Prendre rendez-vous, expliquer le motif, répondre aux questions, comprendre une consigne de traitement. Beaucoup de médecins algériens parlent français, ce qui aide — mais l'accueil, la salle d'attente et l'entourage, eux, fonctionnent en darija.

À la pharmacie

Demander un médicament, expliquer un symptôme sans ordonnance, comprendre une posologie. Le vocabulaire y est très largement français, ce qui rend la situation nettement plus abordable qu'on ne le craint.

Prendre des nouvelles

C'est l'usage le plus fréquent, et de loin. Demander comment va quelqu'un, s'inquiéter d'un proche malade, souhaiter un rétablissement : ces formules font partie des échanges ordinaires.

Les invocations

Toute mention de maladie appelle une formule — souhait de guérison, protection, consolation. Les omettre n'est pas neutre : c'est une absence qui se remarque. Elles s'apprennent entières.

Un rappel utile. Ces pages décrivent du vocabulaire, pas de la médecine. En cas de problème de santé réel en Algérie, adressez-vous à un professionnel et faites-vous accompagner si la langue vous manque. Savoir dire où l'on a mal aide ; cela ne remplace pas un interprète quand l'enjeu est sérieux.

Passez à la pratique

Apprenez à parler le darija algérien

Lire cette page ne vous fera pas parler — écouter, si. Quatorze minutes par jour, vous répétez à voix haute ce que vous entendez, et la langue s'installe. La première leçon est gratuite sur la plateforme ou l'application, sans carte bancaire.

Questions fréquentes

Comment dit-on « médecin » et « hôpital » en darija algérien ?
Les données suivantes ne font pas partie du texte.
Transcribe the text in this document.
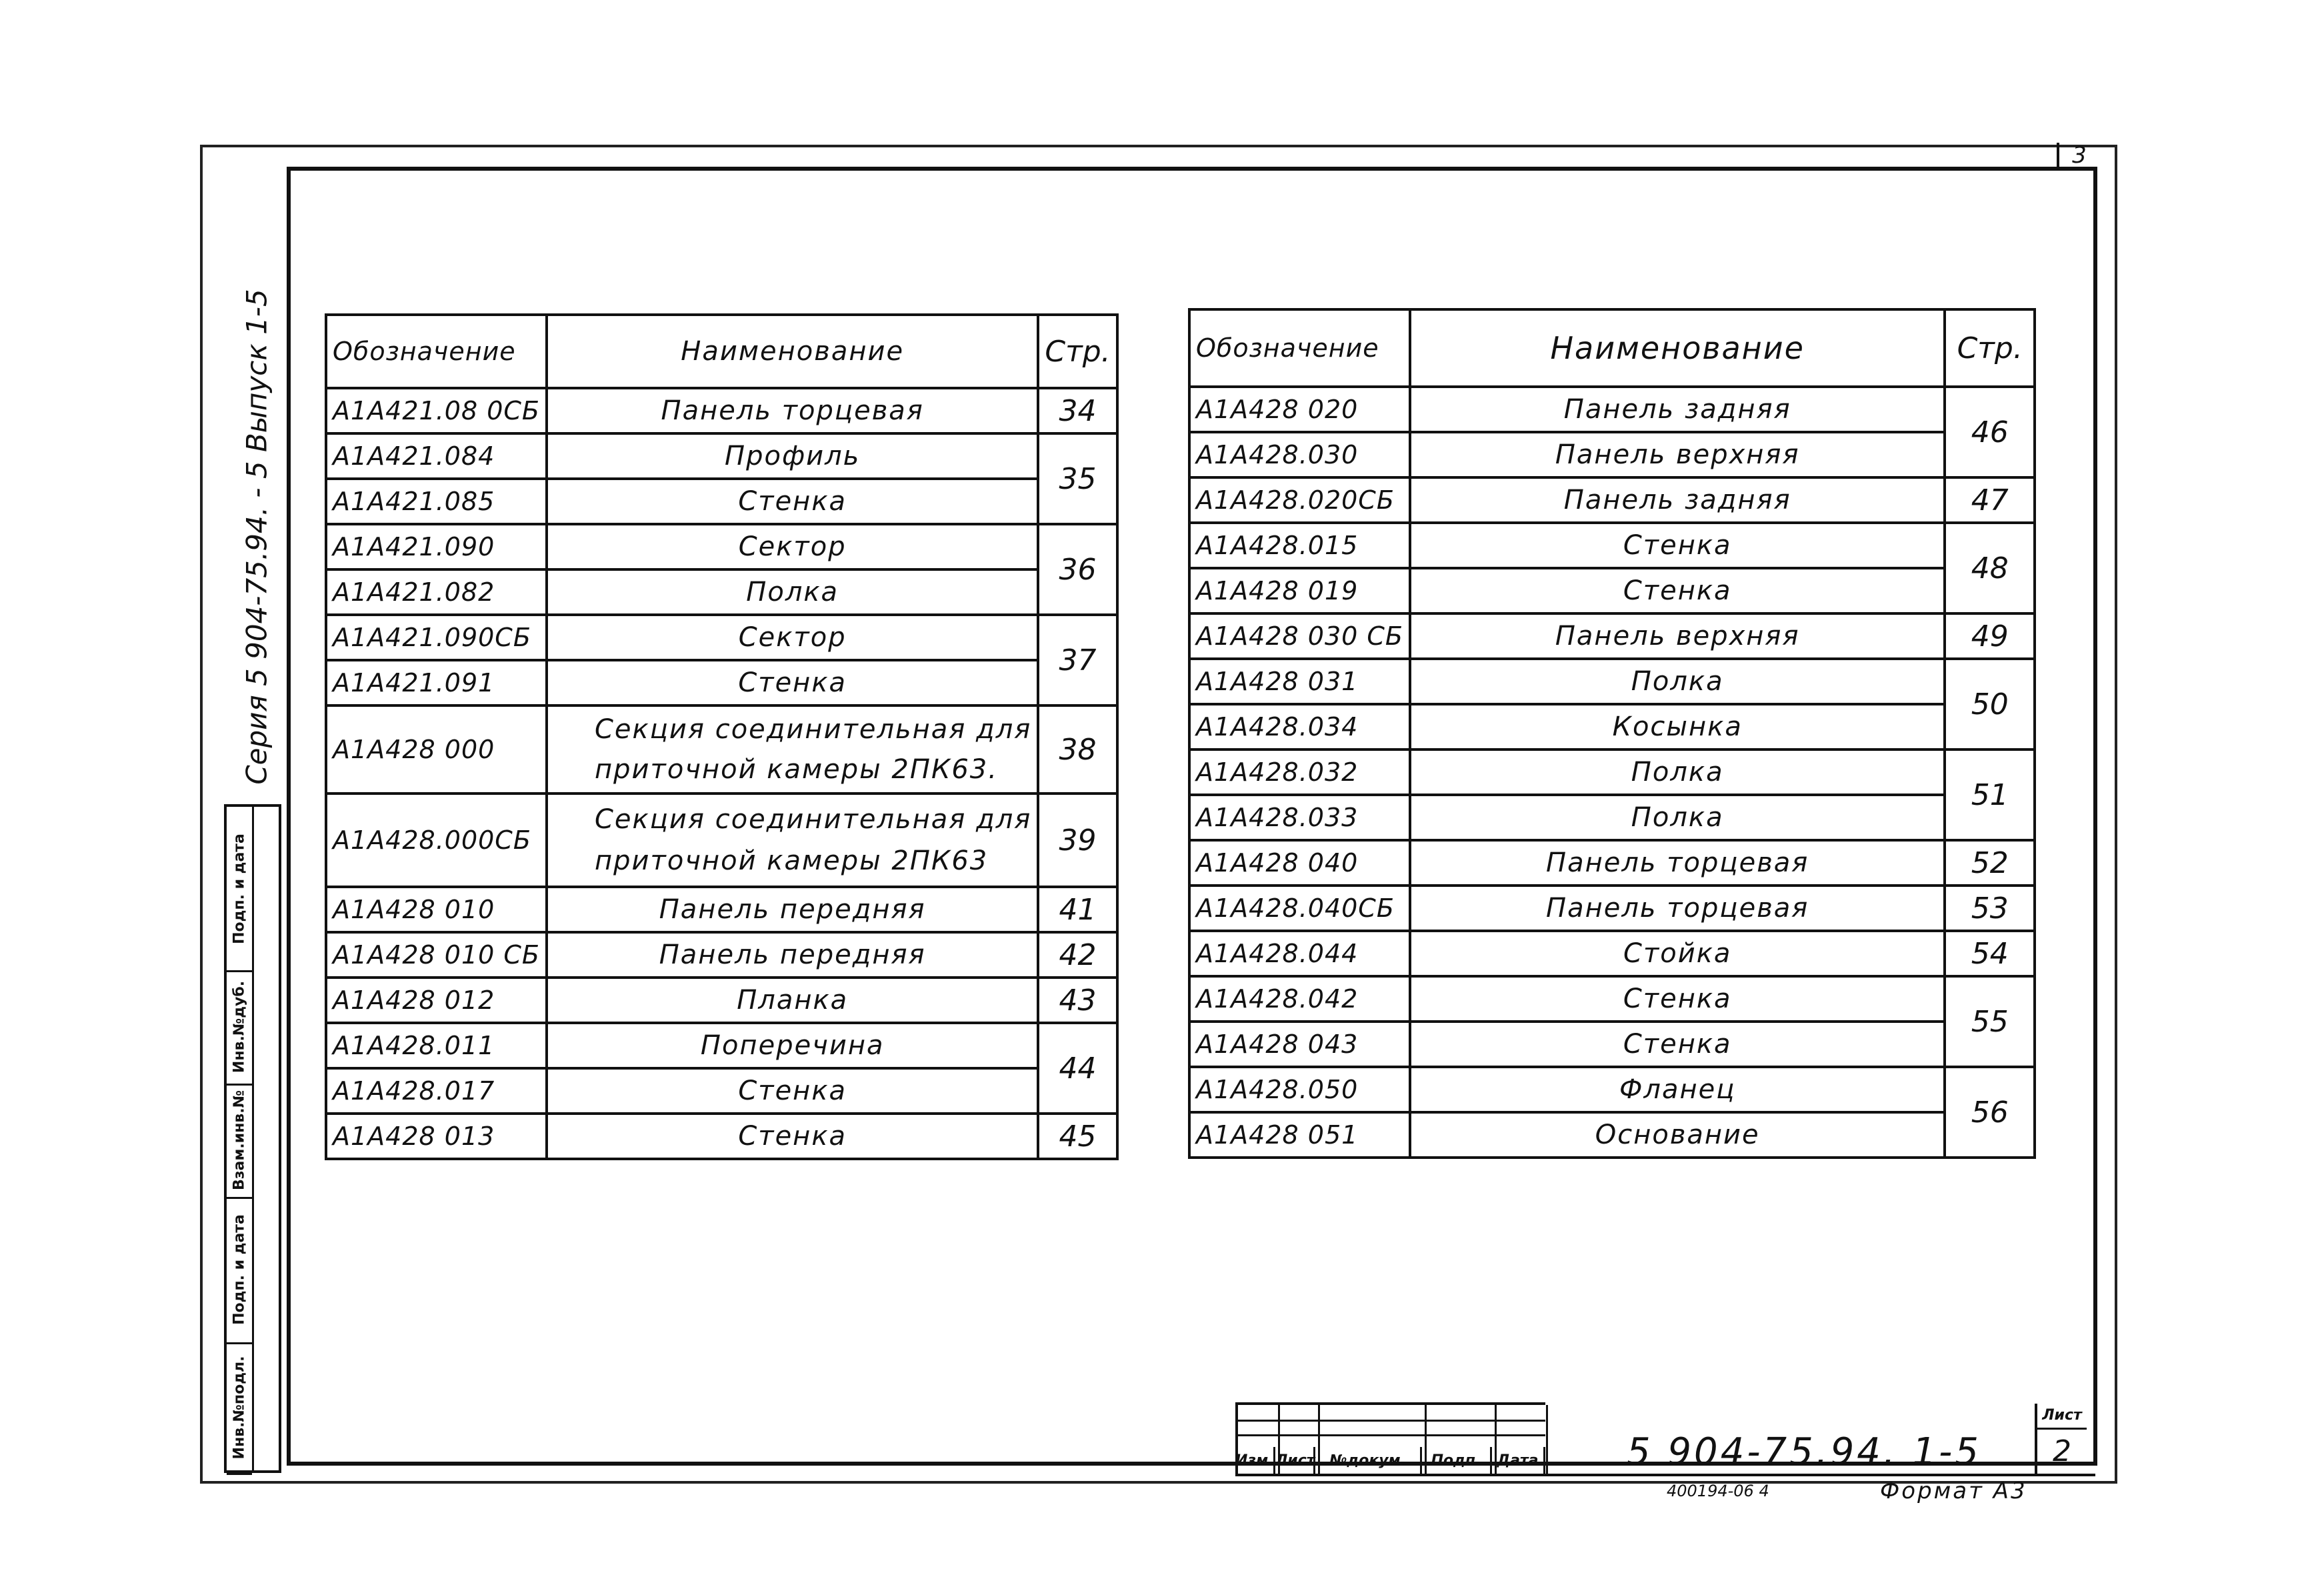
3
Серия 5 904-75.94. - 5 Выпуск 1-5
Инв.№подл.
Подп. и дата
Взам.инв.№
Инв.№дуб.
Подп. и дата
Обозначение	Наименование	Стр.
А1А421.08 0СБ	Панель торцевая	34
А1А421.084	Профиль	35
А1А421.085	Стенка	
А1А421.090	Сектор	36
А1А421.082	Полка	
А1А421.090СБ	Сектор	37
А1А421.091	Стенка	
А1А428 000	Секция соединительная для
приточной камеры 2ПК63.	38
А1А428.000СБ	Секция соединительная для
приточной камеры 2ПК63	39
А1А428 010	Панель передняя	41
А1А428 010 СБ	Панель передняя	42
А1А428 012	Планка	43
А1А428.011	Поперечина	44
А1А428.017	Стенка	
А1А428 013	Стенка	45
Обозначение	Наименование	Стр.
А1А428 020	Панель задняя	46
А1А428.030	Панель верхняя	
А1А428.020СБ	Панель задняя	47
А1А428.015	Стенка	48
А1А428 019	Стенка	
А1А428 030 СБ	Панель верхняя	49
А1А428 031	Полка	50
А1А428.034	Косынка	
А1А428.032	Полка	51
А1А428.033	Полка	
А1А428 040	Панель торцевая	52
А1А428.040СБ	Панель торцевая	53
А1А428.044	Стойка	54
А1А428.042	Стенка	55
А1А428 043	Стенка	
А1А428.050	Фланец	56
А1А428 051	Основание	
Изм. Лист №докум.	Подп.	Дата 5 904-75.94. 1-5
Лист
2
400194-06 4	Формат А3
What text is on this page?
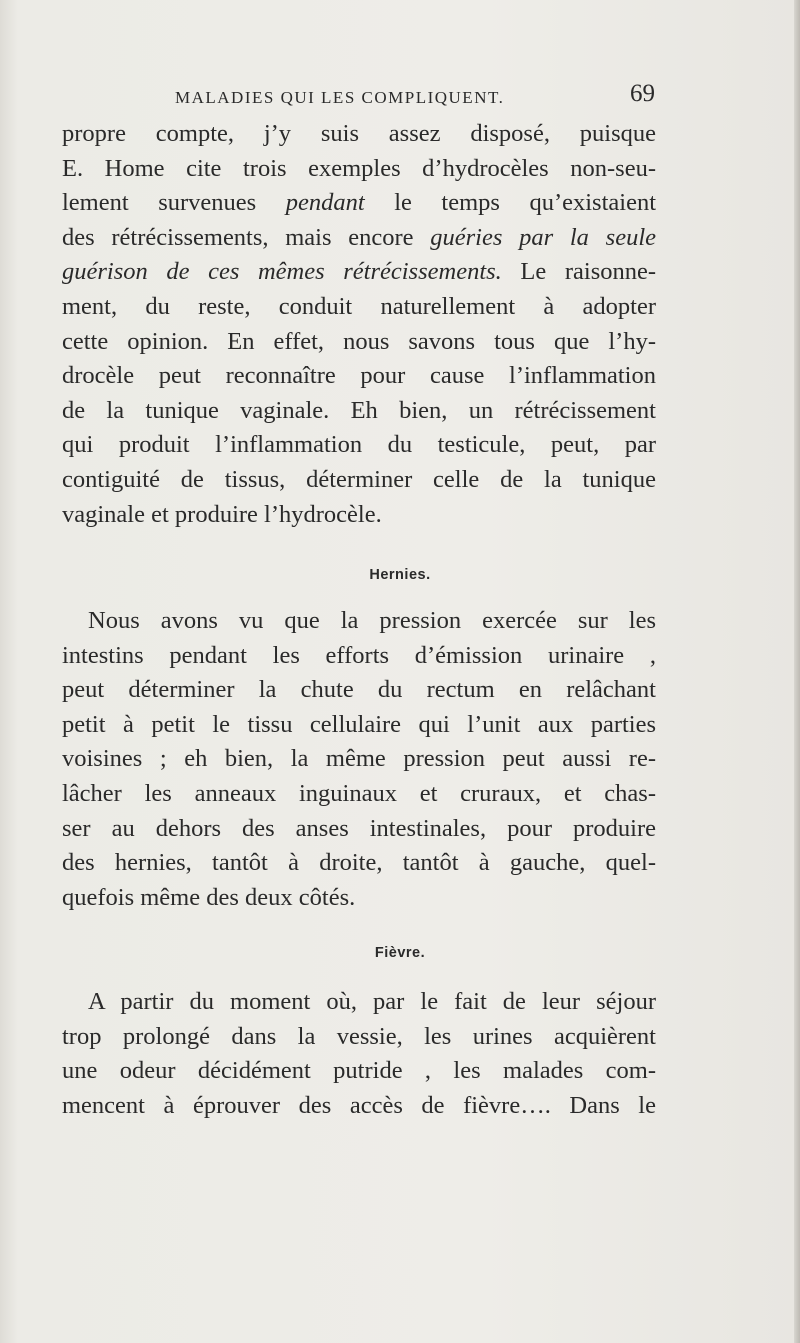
MALADIES QUI LES COMPLIQUENT.	69
propre compte, j’y suis assez disposé, puisque
E. Home cite trois exemples d’hydrocèles non-seu-
lement survenues pendant le temps qu’existaient
des rétrécissements, mais encore guéries par la seule
guérison de ces mêmes rétrécissements. Le raisonne-
ment, du reste, conduit naturellement à adopter
cette opinion. En effet, nous savons tous que l’hy-
drocèle peut reconnaître pour cause l’inflammation
de la tunique vaginale. Eh bien, un rétrécissement
qui produit l’inflammation du testicule, peut, par
contiguité de tissus, déterminer celle de la tunique
vaginale et produire l’hydrocèle.
Hernies.
Nous avons vu que la pression exercée sur les
intestins pendant les efforts d’émission urinaire ,
peut déterminer la chute du rectum en relâchant
petit à petit le tissu cellulaire qui l’unit aux parties
voisines ; eh bien, la même pression peut aussi re-
lâcher les anneaux inguinaux et cruraux, et chas-
ser au dehors des anses intestinales, pour produire
des hernies, tantôt à droite, tantôt à gauche, quel-
quefois même des deux côtés.
Fièvre.
A partir du moment où, par le fait de leur séjour
trop prolongé dans la vessie, les urines acquièrent
une odeur décidément putride , les malades com-
mencent à éprouver des accès de fièvre…. Dans le
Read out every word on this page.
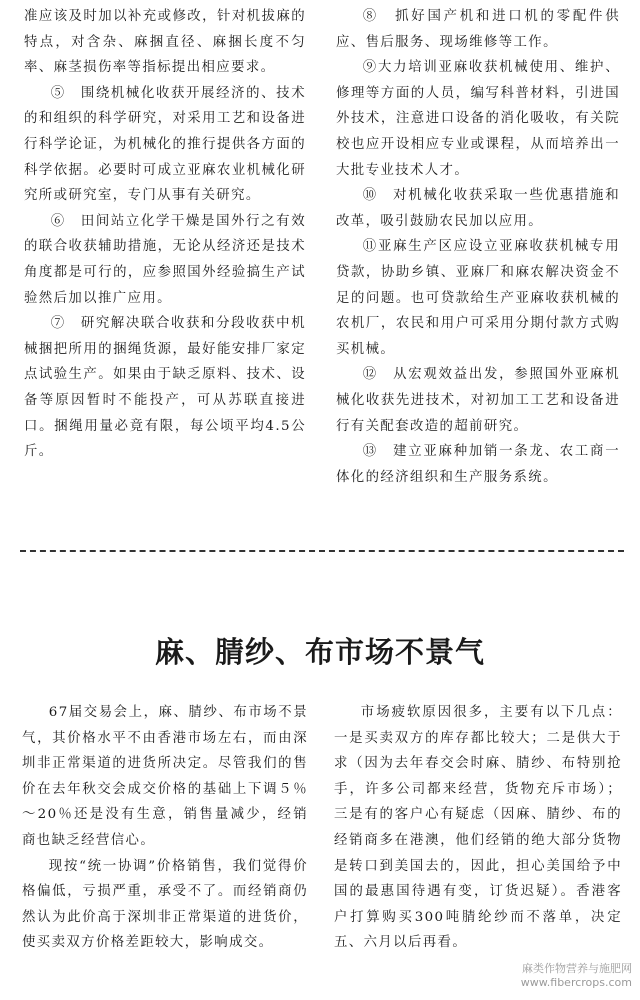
准应该及时加以补充或修改，针对机拔麻的特点，对含杂、麻捆直径、麻捆长度不匀率、麻茎损伤率等指标提出相应要求。

⑤　围绕机械化收获开展经济的、技术的和组织的科学研究，对采用工艺和设备进行科学论证，为机械化的推行提供各方面的科学依据。必要时可成立亚麻农业机械化研究所或研究室，专门从事有关研究。

⑥　田间站立化学干燥是国外行之有效的联合收获辅助措施，无论从经济还是技术角度都是可行的，应参照国外经验搞生产试验然后加以推广应用。

⑦　研究解决联合收获和分段收获中机械捆把所用的捆绳货源，最好能安排厂家定点试验生产。如果由于缺乏原料、技术、设备等原因暂时不能投产，可从苏联直接进口。捆绳用量必竟有限，每公顷平均4.5公斤。

⑧　抓好国产机和进口机的零配件供应、售后服务、现场维修等工作。

⑨大力培训亚麻收获机械使用、维护、修理等方面的人员，编写科普材料，引进国外技术，注意进口设备的消化吸收，有关院校也应开设相应专业或课程，从而培养出一大批专业技术人才。

⑩　对机械化收获采取一些优惠措施和改革，吸引鼓励农民加以应用。

⑪亚麻生产区应设立亚麻收获机械专用贷款，协助乡镇、亚麻厂和麻农解决资金不足的问题。也可贷款给生产亚麻收获机械的农机厂，农民和用户可采用分期付款方式购买机械。

⑫　从宏观效益出发，参照国外亚麻机械化收获先进技术，对初加工工艺和设备进行有关配套改造的超前研究。

⑬　建立亚麻种加销一条龙、农工商一体化的经济组织和生产服务系统。

麻、腈纱、布市场不景气

67届交易会上，麻、腈纱、布市场不景气，其价格水平不由香港市场左右，而由深圳非正常渠道的进货所决定。尽管我们的售价在去年秋交会成交价格的基础上下调５％～20％还是没有生意，销售量减少，经销商也缺乏经营信心。

现按“统一协调”价格销售，我们觉得价格偏低，亏损严重，承受不了。而经销商仍然认为此价高于深圳非正常渠道的进货价，使买卖双方价格差距较大，影响成交。

市场疲软原因很多，主要有以下几点：一是买卖双方的库存都比较大；二是供大于求（因为去年春交会时麻、腈纱、布特别抢手，许多公司都来经营，货物充斥市场）；三是有的客户心有疑虑（因麻、腈纱、布的经销商多在港澳，他们经销的绝大部分货物是转口到美国去的，因此，担心美国给予中国的最惠国待遇有变，订货迟疑）。香港客户打算购买300吨腈纶纱而不落单，决定五、六月以后再看。

麻类作物营养与施肥网
www.fibercrops.com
Tbib pour le médecin et sbitar pour l'hôpital — ce dernier venu de l'espagnol par la Méditerranée.

Comment dit-on « j'ai mal à la tête » ?

Pas avec un verbe « avoir », qui n'existe pas en darija. On emploie la tournure avec préposition, littéralement « chez moi une douleur à la tête ». C'est le point où les francophones bricolent le plus.

Le vocabulaire médical est-il en français ?

En grande partie, oui : pharmacie, ordonnance, analyse, radio, urgences, rendez-vous, opération. C'est un avantage réel dans un moment où l'on ne veut pas chercher ses mots.

Faut-il employer une formule quand on parle de maladie ?

Oui. Toute mention de maladie appelle une invocation — souhait de guérison, protection, consolation. Les omettre se remarque, et ces formules s'apprennent entières.